Niemieckie krypto-firmy z obowiązkiem posiadania licencji BaFin
Firmy działające na rynku kryptowalutowym w Niemczech będą musiały ubiegać się o licencję BaFin, który jest regulatorem niemieckiego rynku finansowego. Obowiązek ten jest efektem wejścia w życie nowych regulacji zapobiegających praniu pieniędzy i należy go spełnić do końca 2019 roku. Przepisy przyjęto na podstawie Piątej Dyrektywy o Praniu Pieniędzy (AMLD 5), która wprowadza szerszą definicję kryptoaktywów, wykraczającą daleko poza kryptowaluty i kwalifikuje je jako instrumenty finansowe.

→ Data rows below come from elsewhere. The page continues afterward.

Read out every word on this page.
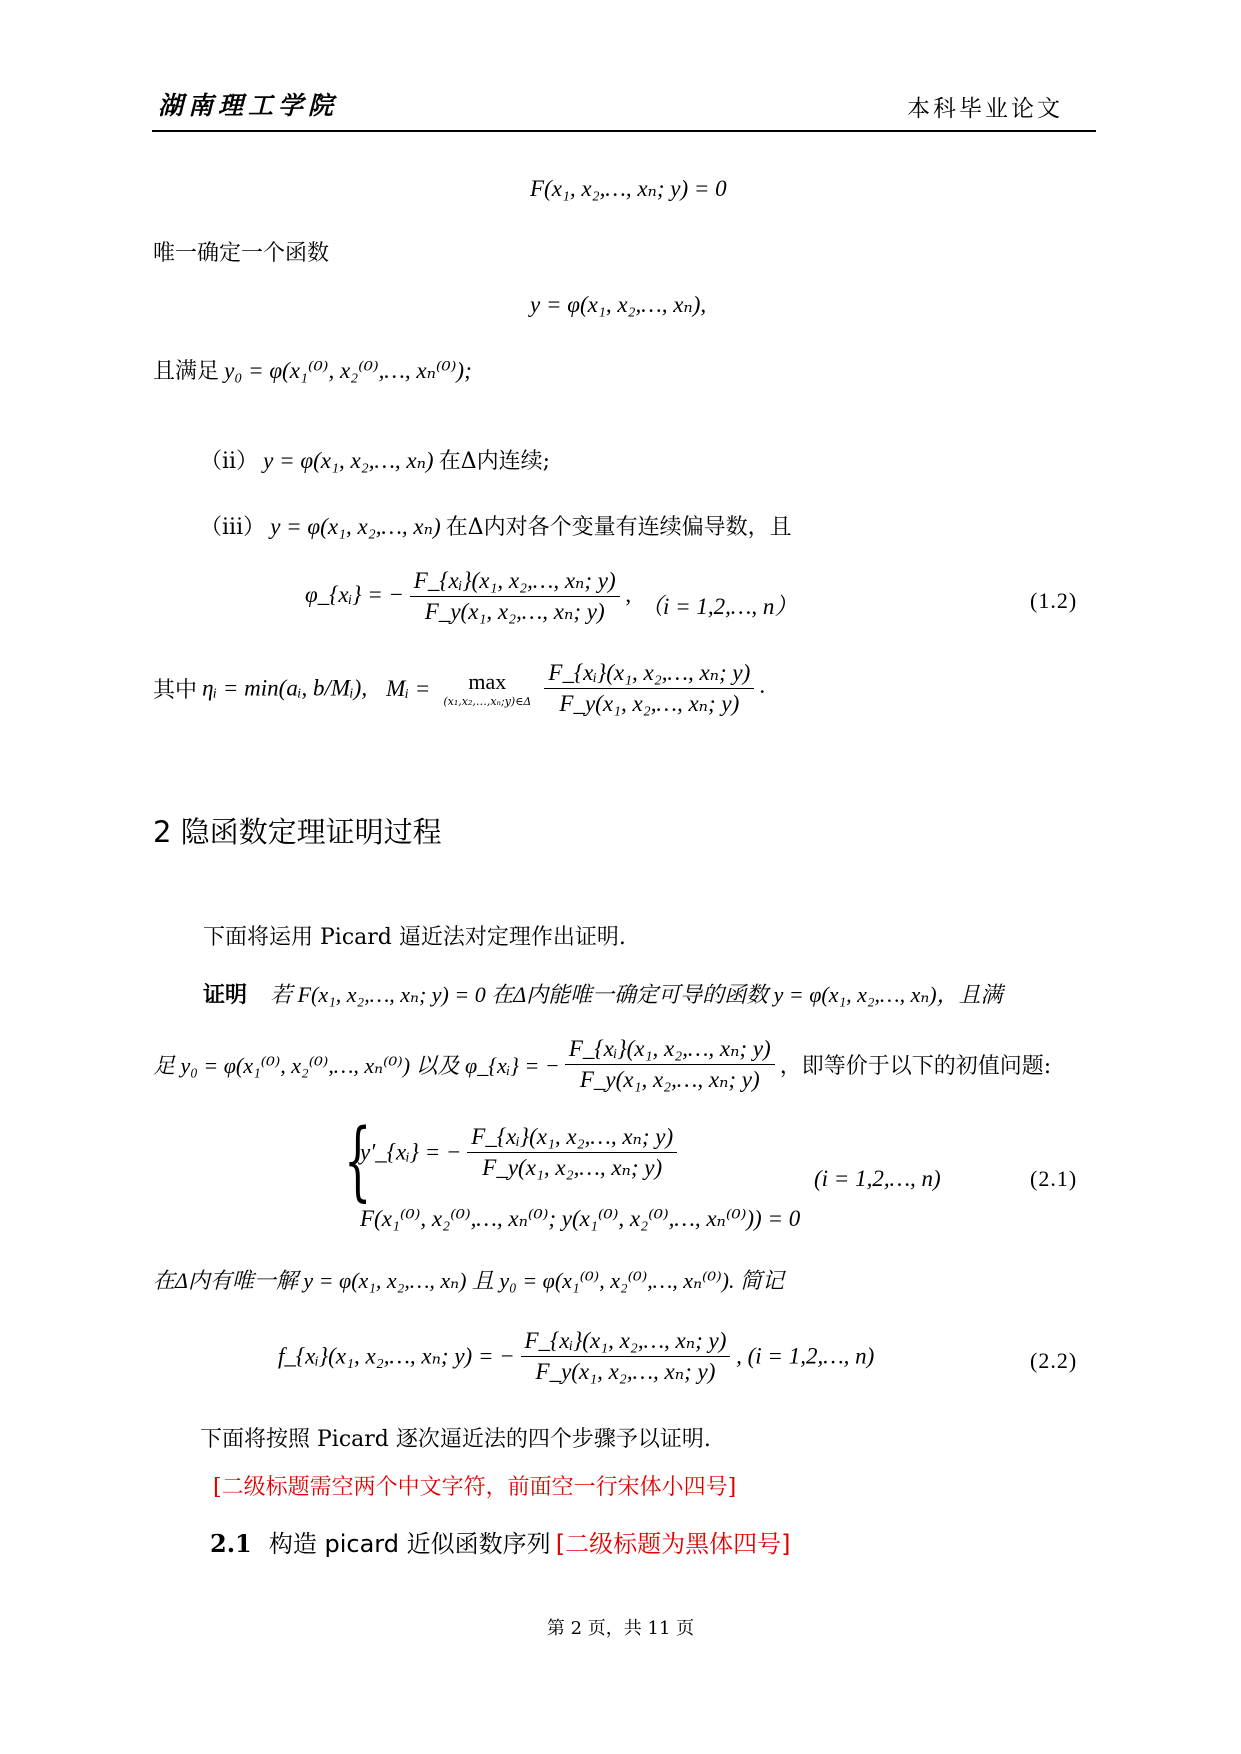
湖南理工学院	本科毕业论文
F(x₁, x₂,…, xₙ; y) = 0
唯一确定一个函数
y = φ(x₁, x₂,…, xₙ),
且满足 y₀ = φ(x₁⁽⁰⁾, x₂⁽⁰⁾,…, xₙ⁽⁰⁾);
（ii） y = φ(x₁, x₂,…, xₙ) 在Δ内连续;
（iii） y = φ(x₁, x₂,…, xₙ) 在Δ内对各个变量有连续偏导数，且
φ_{xᵢ} = − $\frac{\text{F\_\{xᵢ\}(x₁, x₂,…, xₙ; y)}}{\text{F\_y(x₁, x₂,…, xₙ; y)}}$ , （i = 1,2,…, n）	(1.2)
其中 ηᵢ = min(aᵢ, b/Mᵢ), Mᵢ =	max
(x₁,x₂,…,xₙ;y)∈Δ
$\frac{\text{F\_\{xᵢ\}(x₁, x₂,…, xₙ; y)}}{\text{F\_y(x₁, x₂,…, xₙ; y)}}$ .
2 隐函数定理证明过程
下面将运用 Picard 逼近法对定理作出证明.
证明 若 F(x₁, x₂,…, xₙ; y) = 0 在Δ内能唯一确定可导的函数 y = φ(x₁, x₂,…, xₙ)，且满
足 y₀ = φ(x₁⁽⁰⁾, x₂⁽⁰⁾,…, xₙ⁽⁰⁾) 以及 φ_{xᵢ} = − $\frac{\text{F\_\{xᵢ\}(x₁, x₂,…, xₙ; y)}}{\text{F\_y(x₁, x₂,…, xₙ; y)}}$ ，即等价于以下的初值问题:
{
y′_{xᵢ} = − $\frac{\text{F\_\{xᵢ\}(x₁, x₂,…, xₙ; y)}}{\text{F\_y(x₁, x₂,…, xₙ; y)}}$	(i = 1,2,…, n)	(2.1)
F(x₁⁽⁰⁾, x₂⁽⁰⁾,…, xₙ⁽⁰⁾; y(x₁⁽⁰⁾, x₂⁽⁰⁾,…, xₙ⁽⁰⁾)) = 0
在Δ内有唯一解 y = φ(x₁, x₂,…, xₙ) 且 y₀ = φ(x₁⁽⁰⁾, x₂⁽⁰⁾,…, xₙ⁽⁰⁾). 简记
f_{xᵢ}(x₁, x₂,…, xₙ; y) = − $\frac{\text{F\_\{xᵢ\}(x₁, x₂,…, xₙ; y)}}{\text{F\_y(x₁, x₂,…, xₙ; y)}}$ , (i = 1,2,…, n)	(2.2)
下面将按照 Picard 逐次逼近法的四个步骤予以证明.
[二级标题需空两个中文字符，前面空一行宋体小四号]
2.1 构造 picard 近似函数序列 [二级标题为黑体四号]
第 2 页，共 11 页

Instrumenty pochodne kryptoaktywów nie będą objęte tymi regulacjami, ale wszystko wskazuje na to, że będą podlegały obecnym ograniczeniom narzucanym przez ESMA, a także przyszłym wytycznym BaFin w zakresie sprzedaży tych instrumentów klientom detalicznym. Niemiecki regulator chce w ten sposób zwiększyć kontrolę nad rynkiem kryptowalutowym i związanych z nim aktywów. Opublikowana w czerwcu 2018 roku unijna dyrektywa AMLD 5 musi zostać wdrożona przez kraje członkowskie do stycznia 2020 roku. Jest ona ważna również z tego powodu, że to pierwsza próba tak wyraźnego uregulowania rynku kryptowalutowego na poziomie całej Unii Europejskiej.
Na mocy tej dyrektywy giełdy kryptowalutowe oraz firmy obsługujące portfele kryptowalutowe będą podlegały przepisom w zakresie zapobiegania praniu pieniędzy. Zgodnie z zapisami prawa operatorzy będą musieli prowadzić rejestrację i weryfikację klientów, a także udostępniać informacje na temat wszelkich podejrzanych transakcji.